< 来週の相場見通し/今週の地合いを引き継ぎ、リバウンドを継続

外資系6社、売り720万株、買い830万株、差引き110万株の買い越し >

カブ知恵速報

カブ知恵速報

藤井英敏

マネー誌でもおなじみ藤井英敏さんの相場見通しは必見!株式市場の旬な情報をお見逃し無く!投資情報:カブ知恵

10月19日 16時44分

来週の為替見通し/レンジは1ドル=78.54-80.10円を想定

今週の円相場は軟調に推移した。ソフトバンクによるスプリント・ネクステル買収を引き続きはやした円売り・ドル買いが先行した。18-19日の欧州連合(EU)首脳会議を前にスペインが金融支援を要請するとの観測が広がったほか、米格付け会社ムーディーズがスペインの格付けを投資適格級に据え置いたため、欧州債務問題に対する警戒感が後退。

米金融大手の決算や米経済指標も良好な結果が相次ぎ、欧米株価が上げ幅を拡大したため、投資家が「リスク・オン」の動きを強め円売りが継続した。利益確定の円買いに下値を支えられる場面もあったが、共同通信や日経新聞が「日銀は追加金融緩和を検討」と相次いで報じると、再び円売りが優勢となった。

18日には79.47円と8月21日以来の安値をつけた。ただ、市場では「79.50円まで本邦輸出筋からのまとまった円買い注文が並んでいる」「バリアオプションが観測されている79.50円に接近した場面では防戦買いが入りやすい」との声が聞かれ、下値が支えられた。

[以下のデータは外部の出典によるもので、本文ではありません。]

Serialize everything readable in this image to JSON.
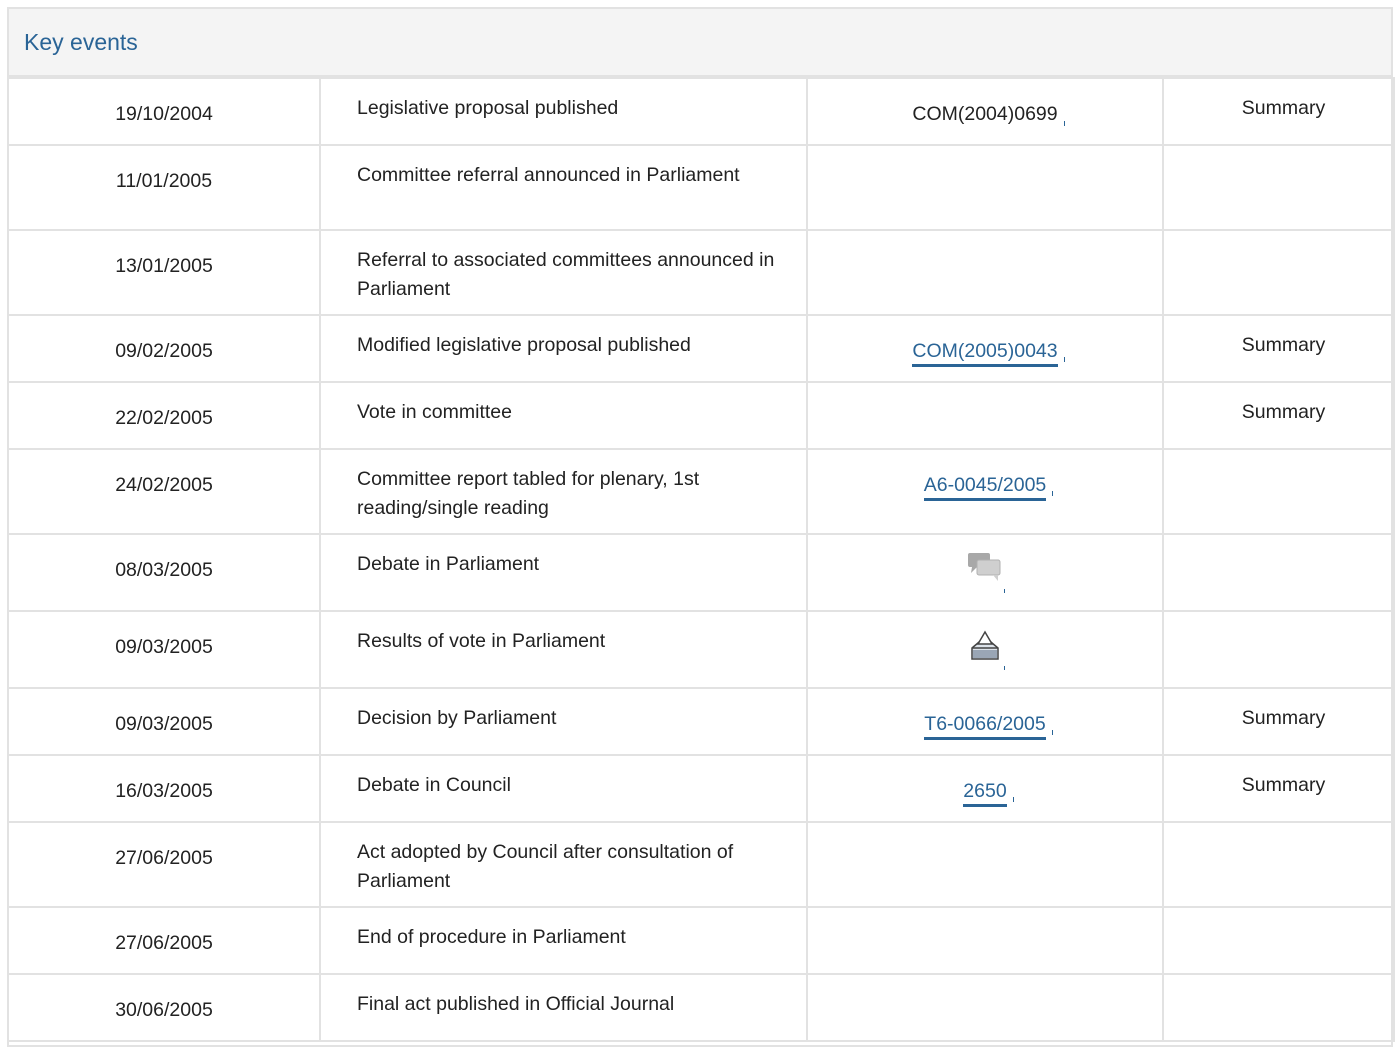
{
  "panel": {
    "title": "Key events"
  },
  "rows": [
    {
      "date": "19/10/2004",
      "event": "Legislative proposal published",
      "doc": "COM(2004)0699",
      "doc_link": false,
      "summary": "Summary"
    },
    {
      "date": "11/01/2005",
      "event": "Committee referral announced in Parliament",
      "doc": "",
      "summary": ""
    },
    {
      "date": "13/01/2005",
      "event": "Referral to associated committees announced in Parliament",
      "doc": "",
      "summary": ""
    },
    {
      "date": "09/02/2005",
      "event": "Modified legislative proposal published",
      "doc": "COM(2005)0043",
      "doc_link": true,
      "summary": "Summary"
    },
    {
      "date": "22/02/2005",
      "event": "Vote in committee",
      "doc": "",
      "summary": "Summary"
    },
    {
      "date": "24/02/2005",
      "event": "Committee report tabled for plenary, 1st reading/single reading",
      "doc": "A6-0045/2005",
      "doc_link": true,
      "summary": ""
    },
    {
      "date": "08/03/2005",
      "event": "Debate in Parliament",
      "doc_icon": "debate-speech-bubbles-icon",
      "summary": ""
    },
    {
      "date": "09/03/2005",
      "event": "Results of vote in Parliament",
      "doc_icon": "ballot-box-vote-icon",
      "summary": ""
    },
    {
      "date": "09/03/2005",
      "event": "Decision by Parliament",
      "doc": "T6-0066/2005",
      "doc_link": true,
      "summary": "Summary"
    },
    {
      "date": "16/03/2005",
      "event": "Debate in Council",
      "doc": "2650",
      "doc_link": true,
      "summary": "Summary"
    },
    {
      "date": "27/06/2005",
      "event": "Act adopted by Council after consultation of Parliament",
      "doc": "",
      "summary": ""
    },
    {
      "date": "27/06/2005",
      "event": "End of procedure in Parliament",
      "doc": "",
      "summary": ""
    },
    {
      "date": "30/06/2005",
      "event": "Final act published in Official Journal",
      "doc": "",
      "summary": ""
    }
  ],
  "colors": {
    "link": "#2a6496",
    "border": "#e2e2e2",
    "header_bg": "#f4f4f4"
  }
}
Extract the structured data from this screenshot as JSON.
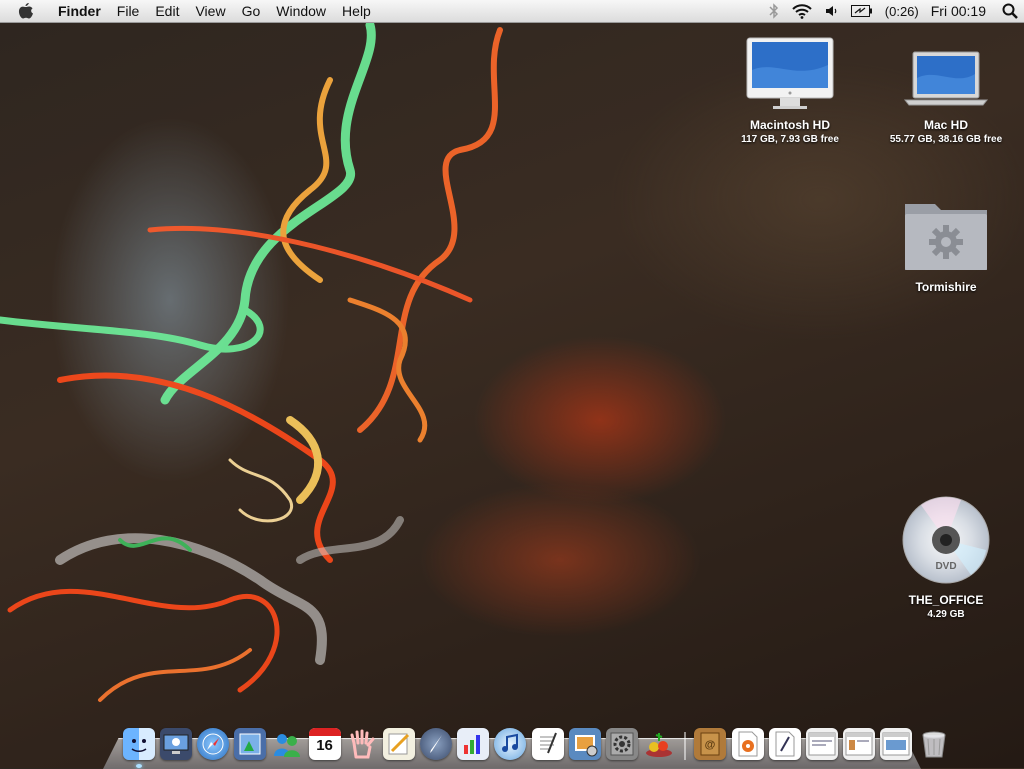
{
  "menubar": {
    "app_name": "Finder",
    "menus": [
      "File",
      "Edit",
      "View",
      "Go",
      "Window",
      "Help"
    ],
    "battery_time": "(0:26)",
    "clock": "Fri 00:19",
    "status_icons": [
      "bluetooth-icon",
      "wifi-icon",
      "volume-icon",
      "battery-icon",
      "spotlight-icon"
    ]
  },
  "desktop": {
    "icons": [
      {
        "name": "Macintosh HD",
        "sub": "117 GB, 7.93 GB free",
        "icon": "imac-drive-icon"
      },
      {
        "name": "Mac HD",
        "sub": "55.77 GB, 38.16 GB free",
        "icon": "macbook-drive-icon"
      },
      {
        "name": "Tormishire",
        "sub": "",
        "icon": "gear-folder-icon"
      },
      {
        "name": "THE_OFFICE",
        "sub": "4.29 GB",
        "icon": "dvd-disc-icon"
      }
    ]
  },
  "dock": {
    "calendar_day": "16",
    "dvd_label": "DVD",
    "items": [
      "finder",
      "remote-desktop",
      "safari",
      "preview",
      "ichat",
      "ical",
      "hand-cursor",
      "pages",
      "ink",
      "numbers",
      "itunes",
      "textedit",
      "iphoto",
      "system-preferences",
      "fruit-app",
      "address-book",
      "audio-file",
      "script",
      "window-1",
      "window-2",
      "window-3",
      "trash"
    ]
  }
}
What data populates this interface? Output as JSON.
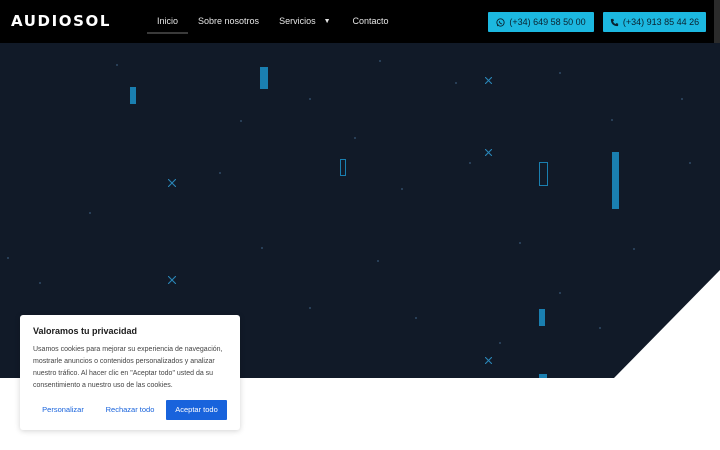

来週、米国では23日に10月米リッチモンド連銀製造業景気指数、24日に9月米新築住宅販売件数、米連邦公開市場委員会(FOMC)、25日に9月米耐久財受注額、新規失業保険申請件数、9月米住宅販売保留指数、26日に7-9月期米国内総生産(GDP)速報値、9月米消費者態度指数(ミシガン大調べ)確報値などが発表される。

また、米財務省は23日に2年債350億ドル、24日に5年債350億ドル、25日に7年債290億ドル規模の入札を実施する。

なお、23日にカナダ銀行(BOC、中央銀行)政策金利、24日に10月HSBC中国製造業購買担当者景気指数(PMI)速報値、10月独Ifo企業景況感指数、10月ユーロ圏製造業PMI、10月ユーロ圏サービス部門PMI速報値、ニュージーランド準備銀行(RBNZ)政策金利が公表される。

来週は重要イベントが相次ぐが、特に24日の経済指標が注目されるだろう。中国やユーロ圏の製造業PMIが予想を下回れば、世界景気の減速懸念が再燃し「リスク・オフ」の動きが加速しやすい。また、FOMCでは金融政策の変更が予想されていないが、17日には9月米住宅着工件数や建設許可件数が予想を大幅に上回ったことを背景に、一部市場で「住宅市場が改善すれば米連邦準備理事会(FRB)による住宅ローン担保証券(MBS)購入の必要性がなくなる」との見方も広がった。FOMC声明で資産購入の規模や対象の変更を示唆する文言があれば相場は大きく動意付くだろう。

来週の円相場はさえない展開となりそうだ。レンジは1ドル=78.54-80.10円を想定している。一目均衡表雲の下限を17日に下抜けたほか、9月19日の安値79.23円も18日に下抜けてチャート的にダブルトップを形成している。日銀の追加金融緩和期待にくわえ、テクニカル的に売られやすい地合いとなっている。200日移動平均線が位置する79.41円前後や8月20日の安値79.66円を終値ベースで下抜ければ、さらに下値余地が広がりそうだ。7月5日の安値80.099円や6月23日の安値80.63円がサポートとなる。

ただ、下サイドでは50銭刻みでバリアオプションが設定されているうえ、本邦輸出筋からの円買いも入りやすく、一方的に売られる展開にはならないだろう。17日の高値78.61円や一目雲の下限78.54円前後が上値の目処として意識される。